Run scans on specific paths within a monorepo by combining scan patterns with path filters on the workflow trigger:

name: Prompt Shield Scan

on:
  pull_request:
    types: [opened, synchronize, reopened]
    paths:
      - "services/ai-gateway/**"
      - "prompts/**"
      - "config/**"

permissions:
  contents: read
  pull-requests: write

jobs:
  scan:
    runs-on: ubuntu-latest
    steps:
      - uses: actions/checkout@v4
        with:
          fetch-depth: 0
      - uses: prompt-shield/prompt-shield/.github/actions/prompt-shield-scan@main
        with:
          scan-patterns: "services/ai-gateway/**/*.py,prompts/**/*.txt,prompts/**/*.md,config/**/*.yaml"
          threshold: "0.6"

Using Scan Results in Downstream Steps

Access the action outputs in subsequent workflow steps:

jobs:
  scan:
    runs-on: ubuntu-latest
    steps:
      - uses: actions/checkout@v4
        with:
          fetch-depth: 0

      - id: shield
        uses: prompt-shield/prompt-shield/.github/actions/prompt-shield-scan@main
        with:
          mode: "flag"
          fail-on-detection: "false"

      - name: Process results
        if: steps.shield.outputs.has-detections == 'true'
        run: |
          echo "Found ${{ steps.shield.outputs.detection-count }} file(s) with prompt injection"
          echo "Found ${{ steps.shield.outputs.pii-count }} file(s) with PII"
          echo "Full results: ${{ steps.shield.outputs.scan-results }}"

PR Comment Format

The action posts (or updates) a comment on the PR with a summary table:

  • Prompt Injection Detections — files with injection findings, including risk score, severity, detector IDs, and explanations.
  • PII Detections — files containing PII, including entity counts and types found.
  • Scan Errors — files that could not be scanned (binary, too large, encoding issues), collapsed in a details block.

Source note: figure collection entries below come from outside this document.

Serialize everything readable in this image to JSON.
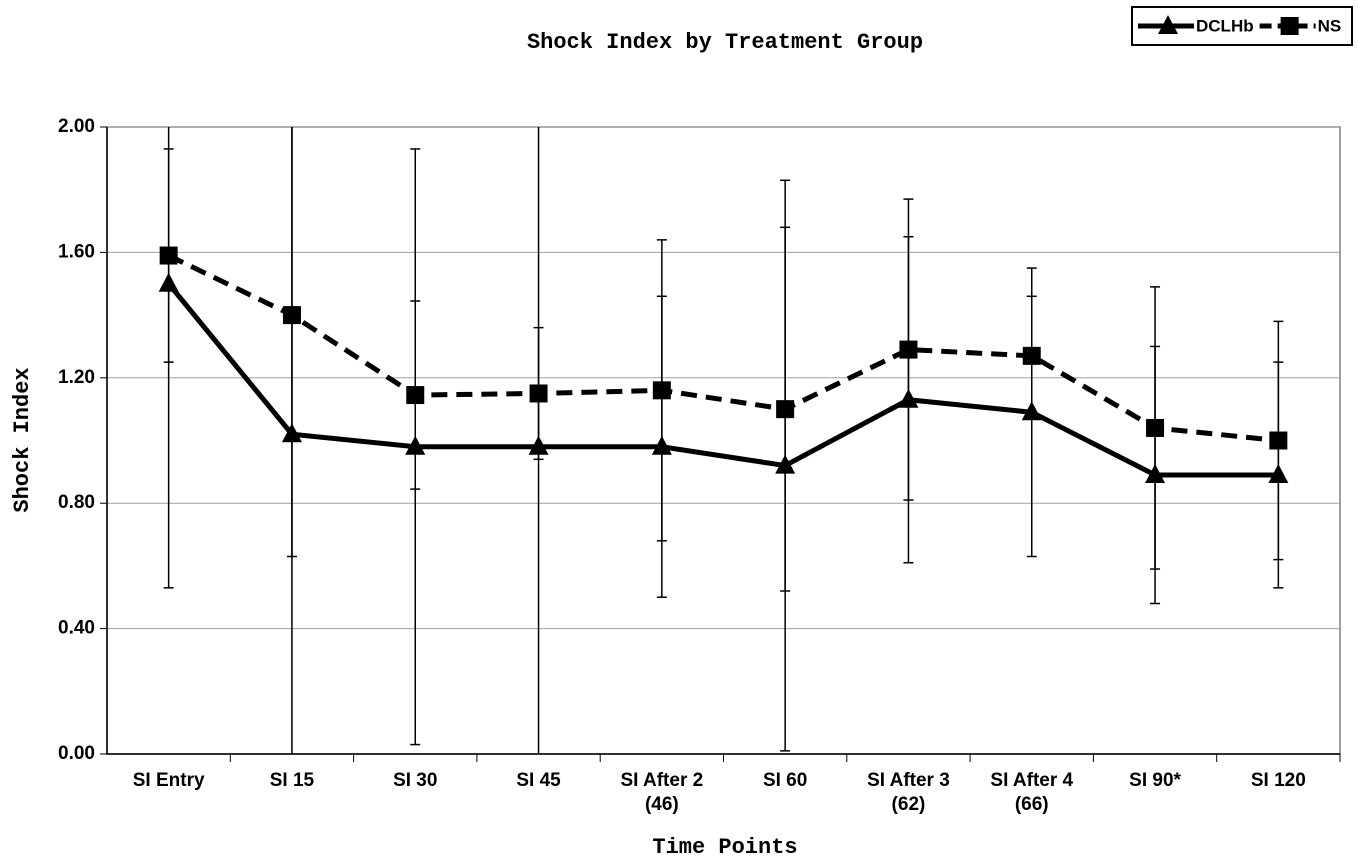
{
  "chart_data": {
    "type": "line",
    "title": "Shock Index by Treatment Group",
    "x_label": "Time Points",
    "y_label": "Shock Index",
    "categories": [
      "SI Entry",
      "SI 15",
      "SI 30",
      "SI 45",
      "SI After 2\n(46)",
      "SI 60",
      "SI After 3\n(62)",
      "SI After 4\n(66)",
      "SI 90*",
      "SI 120"
    ],
    "series": [
      {
        "name": "DCLHb",
        "color": "#000000",
        "marker": "triangle",
        "dashed": false,
        "values": [
          1.5,
          1.02,
          0.98,
          0.98,
          0.98,
          0.92,
          1.13,
          1.09,
          0.89,
          0.89
        ],
        "errors": [
          0.97,
          1.05,
          0.95,
          1.05,
          0.48,
          0.91,
          0.52,
          0.46,
          0.41,
          0.36
        ]
      },
      {
        "name": "NS",
        "color": "#000000",
        "marker": "square",
        "dashed": true,
        "values": [
          1.59,
          1.4,
          1.145,
          1.15,
          1.16,
          1.1,
          1.29,
          1.27,
          1.04,
          1.0
        ],
        "errors": [
          0.34,
          0.77,
          0.3,
          0.21,
          0.48,
          0.58,
          0.48,
          0.19,
          0.45,
          0.38
        ]
      }
    ],
    "ylim": [
      0,
      2
    ],
    "yticks": [
      {
        "value": 0,
        "label": "0.00"
      },
      {
        "value": 0.4,
        "label": "0.40"
      },
      {
        "value": 0.8,
        "label": "0.80"
      },
      {
        "value": 1.2,
        "label": "1.20"
      },
      {
        "value": 1.6,
        "label": "1.60"
      },
      {
        "value": 2,
        "label": "2.00"
      }
    ],
    "grid": true,
    "legend": "top-right"
  }
}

If no issues are found, the comment confirms all files passed.

The comment is updated on each push to the PR rather than creating duplicates.

Performance

  • The scanner disables vault, feedback, canary, and history subsystems in CI mode for fast startup.
  • Files larger than 1 MB are automatically skipped.
  • Binary files are detected and skipped.
  • Typical scan time is under 5 seconds for most PRs.

Troubleshooting

The action fails to install prompt-shield-ai: Ensure your workflow has internet access. If you are on a self-hosted runner behind a proxy, configure pip accordingly.

No files are being scanned: Check that your scan-patterns input matches the file extensions of changed files. The default patterns cover .py, .js, .ts, .md, .txt, .yaml, .yml, and .json.

False positives: Increase the threshold value (e.g., 0.85) or switch to mode: "flag" during initial evaluation. You can also narrow scan-patterns to only scan files that contain prompts or user-facing text.

The PR comment is not posted: Ensure the workflow has pull-requests: write permission. For organization repositories, check that GitHub Actions is allowed to create PR comments.